Reparemos ahora en que la escena final está siempre cargada de consecuencias de futuro y también de pretérito. Así lo vieron con perspicacia, por ejemplo, los mandos que ordenaron el asalto al Congreso de los Diputados la tarde del 23 de febrero de 1981 con efectivos armados reclutados mediante el engaño. Por eso urdieron con terquedad en las horas finales el llamado pacto del capó para establecer que saldrían los últimos después del desalojo del palacio, que se situarían en formación y que cada uno de los jefes y oficiales de aquella astracanada saldría hacia el arresto en la sala de banderas de su correspondiente unidad acompañados por otro militar de superior graduación. Está en la mejor tradición española, como escribió un buen amigo en su libro El Golpe (Ediciones Ariel. Barcelona, 1981) y como recogen las Reales Ordenanzas para las Fuerzas Armadas, 'la consideración y aún la honra del enemigo vencido', pero Tejero no se había presentado en el campo de batalla, se había limitado a intimidar con armas a unos rehenes inermes, y por eso aquella tropa irregular debería haber sido sacada de su error e inducida al abandono de su jefe de ocasión para que así, solo, desarmado y esposado, hubiera subido a un furgón policial con destino al establecimiento penal más adecuado.

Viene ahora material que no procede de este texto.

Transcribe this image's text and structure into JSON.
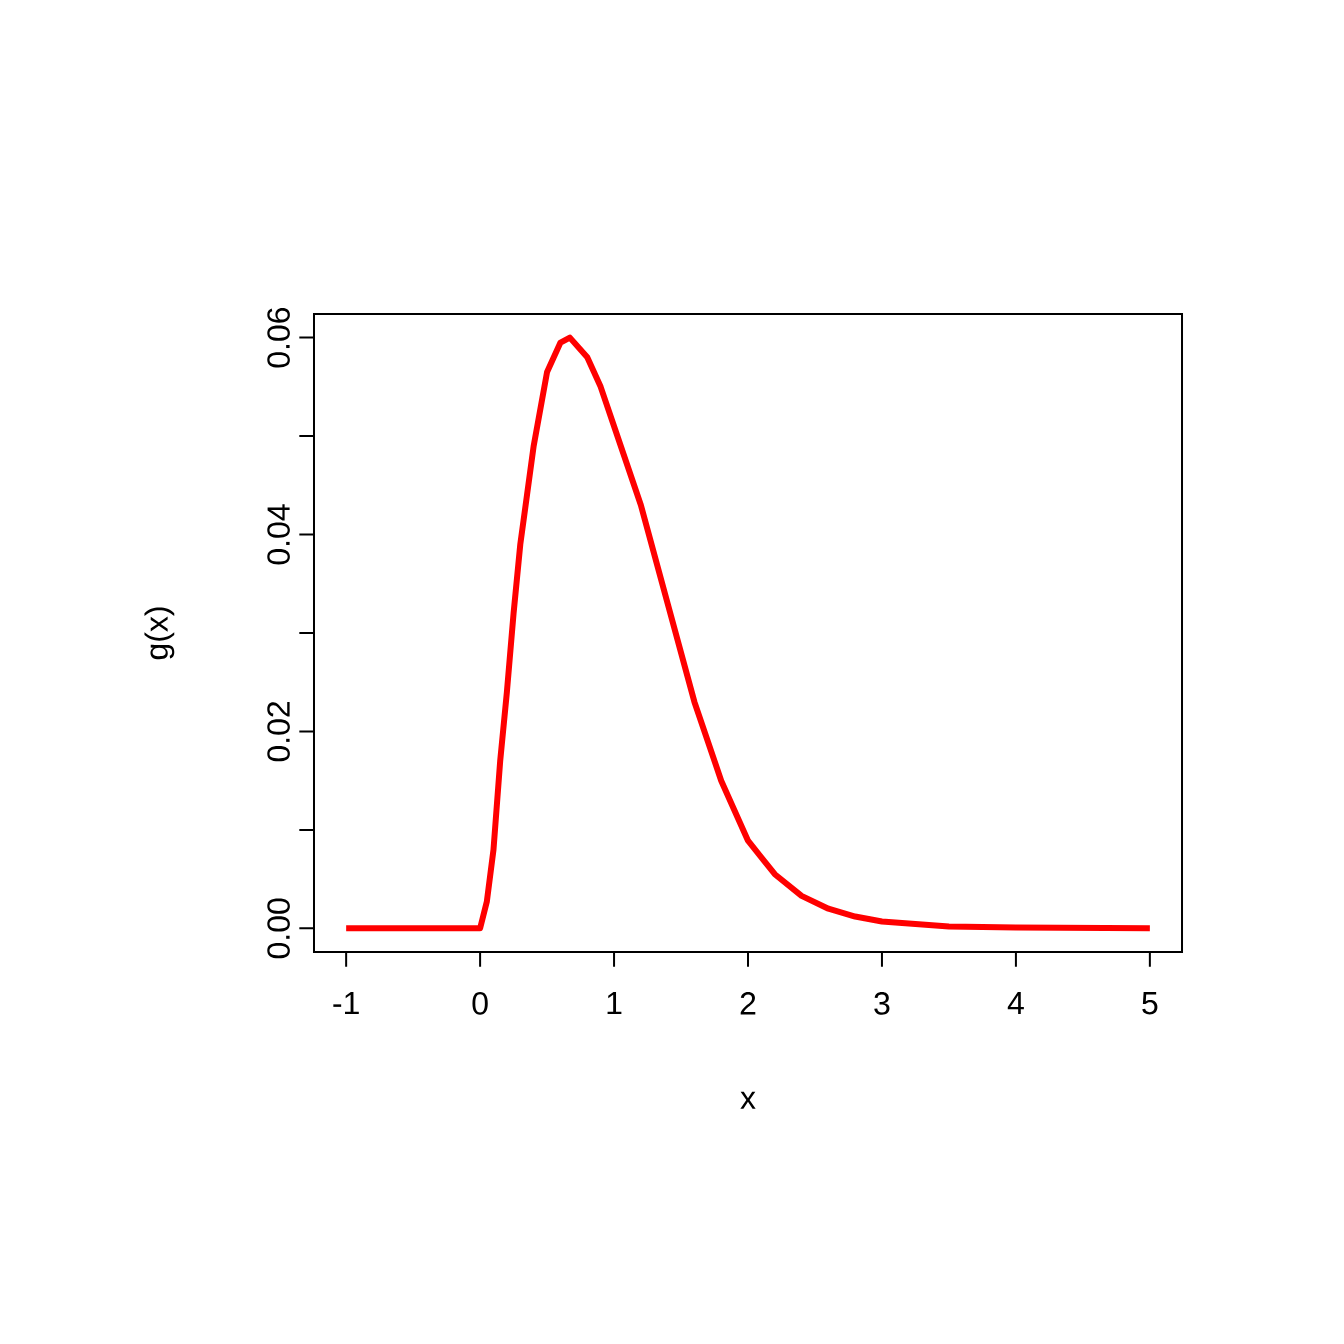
{
  "chart_data": {
    "type": "line",
    "xlabel": "x",
    "ylabel": "g(x)",
    "xlim": [
      -1.24,
      5.24
    ],
    "ylim": [
      -0.0024,
      0.0624
    ],
    "xticks": [
      -1,
      0,
      1,
      2,
      3,
      4,
      5
    ],
    "yticks": [
      {
        "value": 0,
        "label": "0.00"
      },
      {
        "value": 0.01,
        "label": null
      },
      {
        "value": 0.02,
        "label": "0.02"
      },
      {
        "value": 0.03,
        "label": null
      },
      {
        "value": 0.04,
        "label": "0.04"
      },
      {
        "value": 0.05,
        "label": null
      },
      {
        "value": 0.06,
        "label": "0.06"
      }
    ],
    "series": [
      {
        "color": "#ff0000",
        "x": [
          -1,
          0,
          0.05,
          0.1,
          0.15,
          0.2,
          0.25,
          0.3,
          0.35,
          0.4,
          0.5,
          0.6,
          0.67,
          0.8,
          0.9,
          1.0,
          1.2,
          1.4,
          1.6,
          1.8,
          2.0,
          2.2,
          2.4,
          2.6,
          2.8,
          3.0,
          3.5,
          4.0,
          5.0
        ],
        "values": [
          0,
          0,
          0.0027,
          0.008,
          0.017,
          0.024,
          0.032,
          0.039,
          0.044,
          0.049,
          0.0565,
          0.0595,
          0.06,
          0.058,
          0.055,
          0.051,
          0.043,
          0.033,
          0.023,
          0.015,
          0.0089,
          0.0055,
          0.0033,
          0.002,
          0.0012,
          0.0007,
          0.0002,
          0.0001,
          0
        ]
      }
    ]
  }
}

El caso es que de semejante final falsificado algunos dedujeron que los insurrectos merecían consideraciones como las que después se les rindieron sentándoles en verdaderos sitiales durante la vista del juicio oral en aquella sala del Instituto Geográfico del Ejército y además sus exegetas se aprestaron enseguida a reescribir tan negra historia como si de un nobilísimo intento de salvar a la patria de todos se tratara (véase, por ejemplo, el último intento en el libro Hablan los militares, de Editorial Planeta, compuesto por el nunca bien ponderado director de la agencia Efe, Miguel Platón). ¡Qué argumentos tuvimos que oír por cuenta de quienes insistían en la necesidad de evitar a toda costa la división del Ejército, cuando eran quienes se habían sublevado y desobedecido los que se habían excluido para siempre de sus filas! El próximo día nos ocuparemos de la cobardía de aquellos políticos que dejan entrever algún automatismo susceptible de ser desencadenado autónomamente por los militares para contener los afanes secesionistas y explicaremos cuánta razón asistía al inolvidable Antón Yrala cuando decía que nada hay más españolista que propugnar la independencia del País Vasco. Vale.